Many other countries that have national health insurance programs, such as the United Kingdom and Australia, perform evidence-based evaluations of new drugs and technology, the position paper said. Much of this information is shared through the Network of Agencies for Health Technology Assessment, of which the U.S. Agency for Healthcare Research and Quality (AHRQ) is a member, the paper said.

Many of these lessons could be applied to reforming the U.S. health care system so that it could cover everyone while still controlling costs, Mr. Doherty said.

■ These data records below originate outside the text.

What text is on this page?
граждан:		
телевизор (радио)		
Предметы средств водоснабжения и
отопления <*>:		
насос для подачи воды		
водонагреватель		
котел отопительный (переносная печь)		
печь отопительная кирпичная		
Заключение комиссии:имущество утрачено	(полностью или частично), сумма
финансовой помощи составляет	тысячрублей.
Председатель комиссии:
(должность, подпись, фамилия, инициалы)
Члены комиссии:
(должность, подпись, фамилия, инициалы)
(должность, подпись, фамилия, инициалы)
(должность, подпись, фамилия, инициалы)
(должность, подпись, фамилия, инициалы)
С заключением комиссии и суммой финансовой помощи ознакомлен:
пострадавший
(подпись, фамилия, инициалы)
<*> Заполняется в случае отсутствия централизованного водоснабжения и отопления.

Any solution for the United States “will be unique to our political and social culture,” Mr. Doherty said. “Unlike many of the countries studied, [the United States] has a larger and more diverse population with a tradition of individualism and distrust of the government.” Also, free speech—including commercial free speech—is protected by the U.S. Constitution, and there's a deeply rooted system of employer-based coverage, tied to a powerful industry invested in maintaining private insurance and employer-based coverage.

“We're not going to simply take what they've developed [in other countries] and implement it” in the United States, he said. Instead, the goal should be to identify approaches that the evidence shows are more likely to be effective and determine if they can be adapted to the unique circumstances in the United States, he said.